The creation of the first self-replicating, synthetic cell by the J. Craig Venter Institute is being hailed as a milestone in the history of biology and biotechnology. In the journal Science, the researchers described the steps to make a bacterial cell controlled by a chemically synthesized genome.
“It’s marvelous what they’ve done,” says Emory chemistry chair David Lynn. “They’ve taken a major step in defining a minimal set of chemical instructions for what we call living. This understanding, and the underlying technology, will certainly be extended and amplified into a synthetic biology. Their accomplishment also moves us that critical step closer to the definition of and a recipe for life. And that is profound.”
Watch the video, above, of Lynn explaining the discovery on CNN.
Lynn, professor of biomolecular chemistry, is working to understand supramolecular self-assembly, and how life may have originated on pre-biotic Earth.

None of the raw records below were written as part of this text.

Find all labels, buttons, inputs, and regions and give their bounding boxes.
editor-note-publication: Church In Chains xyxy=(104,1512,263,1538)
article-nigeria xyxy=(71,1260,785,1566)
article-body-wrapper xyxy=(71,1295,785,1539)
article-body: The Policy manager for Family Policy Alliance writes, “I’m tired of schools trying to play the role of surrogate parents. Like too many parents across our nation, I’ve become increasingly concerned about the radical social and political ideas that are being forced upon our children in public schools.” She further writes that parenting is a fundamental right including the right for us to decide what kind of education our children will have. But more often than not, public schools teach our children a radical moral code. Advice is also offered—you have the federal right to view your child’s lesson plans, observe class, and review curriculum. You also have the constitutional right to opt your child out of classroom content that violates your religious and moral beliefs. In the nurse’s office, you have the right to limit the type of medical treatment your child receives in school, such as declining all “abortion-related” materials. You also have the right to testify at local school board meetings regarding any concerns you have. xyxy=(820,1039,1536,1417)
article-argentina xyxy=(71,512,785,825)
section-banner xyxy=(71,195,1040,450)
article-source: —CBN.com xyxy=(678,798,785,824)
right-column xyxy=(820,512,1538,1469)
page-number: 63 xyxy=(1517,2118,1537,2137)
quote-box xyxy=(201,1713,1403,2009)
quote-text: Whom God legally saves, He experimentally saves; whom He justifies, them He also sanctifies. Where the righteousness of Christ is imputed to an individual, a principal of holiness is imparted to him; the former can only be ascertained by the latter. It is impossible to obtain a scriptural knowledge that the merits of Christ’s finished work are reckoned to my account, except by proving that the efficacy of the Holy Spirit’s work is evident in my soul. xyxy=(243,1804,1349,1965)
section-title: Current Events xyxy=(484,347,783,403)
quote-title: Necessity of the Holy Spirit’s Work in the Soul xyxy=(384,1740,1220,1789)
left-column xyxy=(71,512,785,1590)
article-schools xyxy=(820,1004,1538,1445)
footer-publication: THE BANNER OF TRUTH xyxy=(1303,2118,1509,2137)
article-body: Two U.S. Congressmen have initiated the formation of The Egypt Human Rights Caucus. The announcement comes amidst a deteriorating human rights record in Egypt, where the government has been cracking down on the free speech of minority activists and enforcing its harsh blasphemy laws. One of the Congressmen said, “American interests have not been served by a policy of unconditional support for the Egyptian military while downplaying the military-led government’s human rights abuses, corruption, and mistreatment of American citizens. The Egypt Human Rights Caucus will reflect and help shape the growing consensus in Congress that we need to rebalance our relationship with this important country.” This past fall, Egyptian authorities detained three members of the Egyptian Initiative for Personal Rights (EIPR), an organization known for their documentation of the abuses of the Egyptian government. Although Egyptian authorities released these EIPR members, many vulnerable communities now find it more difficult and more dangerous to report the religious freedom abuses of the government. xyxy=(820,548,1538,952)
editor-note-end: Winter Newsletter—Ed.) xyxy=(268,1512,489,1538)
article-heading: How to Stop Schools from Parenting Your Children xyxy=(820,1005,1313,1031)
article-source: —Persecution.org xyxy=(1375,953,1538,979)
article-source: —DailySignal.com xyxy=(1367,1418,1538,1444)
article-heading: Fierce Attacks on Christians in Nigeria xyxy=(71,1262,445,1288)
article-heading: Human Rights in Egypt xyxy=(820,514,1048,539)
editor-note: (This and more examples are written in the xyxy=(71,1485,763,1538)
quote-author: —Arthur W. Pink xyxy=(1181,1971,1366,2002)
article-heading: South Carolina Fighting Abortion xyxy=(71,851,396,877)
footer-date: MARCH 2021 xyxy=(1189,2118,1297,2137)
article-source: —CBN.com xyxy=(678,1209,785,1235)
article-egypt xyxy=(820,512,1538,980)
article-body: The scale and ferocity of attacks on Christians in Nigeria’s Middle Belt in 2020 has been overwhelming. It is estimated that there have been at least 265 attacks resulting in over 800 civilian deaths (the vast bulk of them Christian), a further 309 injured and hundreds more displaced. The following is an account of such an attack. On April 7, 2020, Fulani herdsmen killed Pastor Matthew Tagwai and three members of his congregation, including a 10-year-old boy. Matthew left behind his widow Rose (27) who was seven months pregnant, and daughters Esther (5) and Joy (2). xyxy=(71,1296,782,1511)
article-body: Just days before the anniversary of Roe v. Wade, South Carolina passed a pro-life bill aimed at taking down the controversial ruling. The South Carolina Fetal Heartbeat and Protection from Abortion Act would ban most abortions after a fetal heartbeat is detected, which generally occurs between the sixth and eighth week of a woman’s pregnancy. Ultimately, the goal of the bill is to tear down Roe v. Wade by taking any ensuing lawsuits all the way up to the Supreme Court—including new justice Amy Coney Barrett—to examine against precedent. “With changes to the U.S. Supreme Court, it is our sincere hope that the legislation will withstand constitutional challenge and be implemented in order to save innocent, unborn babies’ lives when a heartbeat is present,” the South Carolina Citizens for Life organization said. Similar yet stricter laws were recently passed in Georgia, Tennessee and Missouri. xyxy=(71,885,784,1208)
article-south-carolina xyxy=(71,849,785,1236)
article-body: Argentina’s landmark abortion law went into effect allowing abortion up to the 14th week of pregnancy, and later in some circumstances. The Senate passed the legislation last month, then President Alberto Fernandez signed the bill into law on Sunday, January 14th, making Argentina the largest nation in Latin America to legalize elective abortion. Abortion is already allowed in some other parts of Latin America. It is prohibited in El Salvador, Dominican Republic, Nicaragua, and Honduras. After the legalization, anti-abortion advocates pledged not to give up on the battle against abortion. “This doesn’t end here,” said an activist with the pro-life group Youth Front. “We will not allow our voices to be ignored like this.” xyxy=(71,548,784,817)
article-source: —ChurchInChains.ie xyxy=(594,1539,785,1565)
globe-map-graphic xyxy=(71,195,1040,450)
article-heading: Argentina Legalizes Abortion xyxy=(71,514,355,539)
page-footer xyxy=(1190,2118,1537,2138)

“What Craig Venter and his team have done is taken the genome out of one organism and put it into another,” Lynn says. “Our group is coming at it from the opposite direction, of emergent life forms. Both approaches are trying to define the minimal chemical composition for life.”
Excitement over Venter's discovery should be tempered by caution, says Paul Wolpe, director of the Emory Center for Ethics. "Like any great scientific innovation, this has enormous promise and enormous peril," Wolpe said on ABC World News Tonight. "This may allow us to make more virulent viruses. This could unleash a bacterium on the world that has properties we didn't expect that could cause great disease and ecological damage."